Traditionally conceived of as a medical disease and a psychiatric disorder, nostalgia has since been proven to be not only a natural response to the stimulus of reflection, but also full of predominantly positive, self-relevant, and social emotion. Whereas nostalgia is triggered by moods such as loneliness, it often results in positive affects – increased self-esteem and higher social connectedness, for example. (Sedikides et al, 2008)
Scholars have shown that nostalgia has a positive effect on psychological wellbeing. (Vess et al, 2012; Routledge et al, 2012) Baldwin and Landau (2014) examined the connection between nostalgia and an individual’s ability to cultivate inner possibilities, seek uplifting challenges in all areas of life, and to integrate new experiences into the self. They found that nostalgia positively enhanced a person’s ability to find meaning in life and develop positive and growth-oriented self-perception. (Baldwin and Landau, 2014)

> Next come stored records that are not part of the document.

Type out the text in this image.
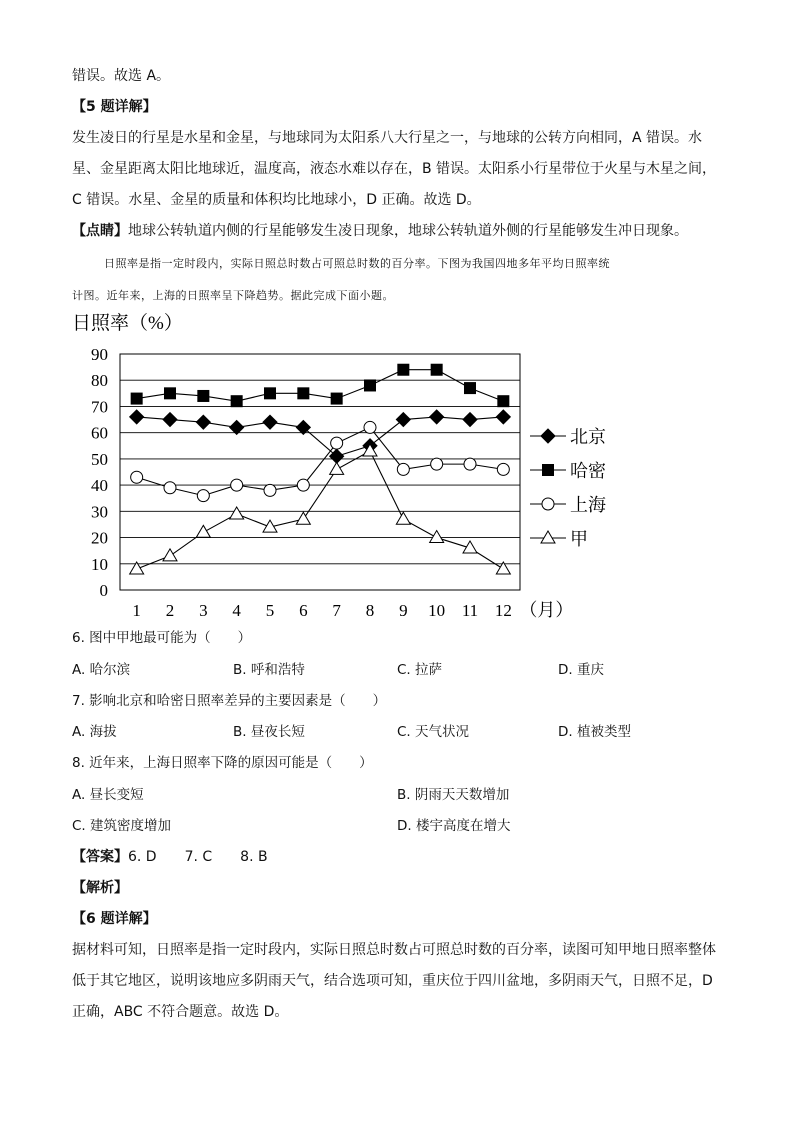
错误。故选 A。
【5 题详解】
发生凌日的行星是水星和金星，与地球同为太阳系八大行星之一，与地球的公转方向相同，A 错误。水
星、金星距离太阳比地球近，温度高，液态水难以存在，B 错误。太阳系小行星带位于火星与木星之间，
C 错误。水星、金星的质量和体积均比地球小，D 正确。故选 D。
【点睛】地球公转轨道内侧的行星能够发生凌日现象，地球公转轨道外侧的行星能够发生冲日现象。
日照率是指一定时段内，实际日照总时数占可照总时数的百分率。下图为我国四地多年平均日照率统
计图。近年来，上海的日照率呈下降趋势。据此完成下面小题。
北京
哈密
上海
甲
0
10
20
30
40
50
60
70
80
90
1 2 3 4 5 6 7 8 9 10 11 12 （月）
日照率（%）
6. 图中甲地最可能为（　　）
A. 哈尔滨	B. 呼和浩特	C. 拉萨	D. 重庆
7. 影响北京和哈密日照率差异的主要因素是（　　）
A. 海拔	B. 昼夜长短	C. 天气状况	D. 植被类型
8. 近年来，上海日照率下降的原因可能是（　　）
A. 昼长变短	B. 阴雨天天数增加
C. 建筑密度增加	D. 楼宇高度在增大
【答案】6. D　　7. C　　8. B
【解析】
【6 题详解】
据材料可知，日照率是指一定时段内，实际日照总时数占可照总时数的百分率，读图可知甲地日照率整体
低于其它地区，说明该地应多阴雨天气，结合选项可知，重庆位于四川盆地，多阴雨天气，日照不足，D
正确，ABC 不符合题意。故选 D。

In what way is this problem/condition relevant?
The problem is relevant to society. In today’s fast-paced and evolving world, stress has become a hallmark of the modern lifestyle. The time allocated to us remains fixed at 24 hours, but from work to home, and all else in between, many of us seek to achieve more in less time. This has led to increasing levels of stress. Nostalgia helps to alleviate stress. Frequent engagement in reminiscence and experience of nostalgic affects on positive self-esteem have implications for every aspect of human existence. “I cannot think of a single psychological problem, from anxiety and depression to fear of intimacy or of success, to spouse battery or child molestation, that does not have its roots in low self-esteem” (Branden, 1984, pp 5 and 12) This explains just how important nostalgia is in maintaining a psychologically healthy society.
The problem is also relevant in an economic context. Stress has been linked to physical and psychological disorders, with health implications such as impaired physical and mental functioning, reduced quality of life, greater disconnect from society. Stress and its related diseases are responsible for a large proportion of disability worldwide. The World Health Organization (WHO) Global Burden of Disease Survey estimates that mental disease, including stress-related disorders, will be the second leading cause of disabilities by the year 2020. Stress has a huge economic cost in today’s society. (Kalia, 2002).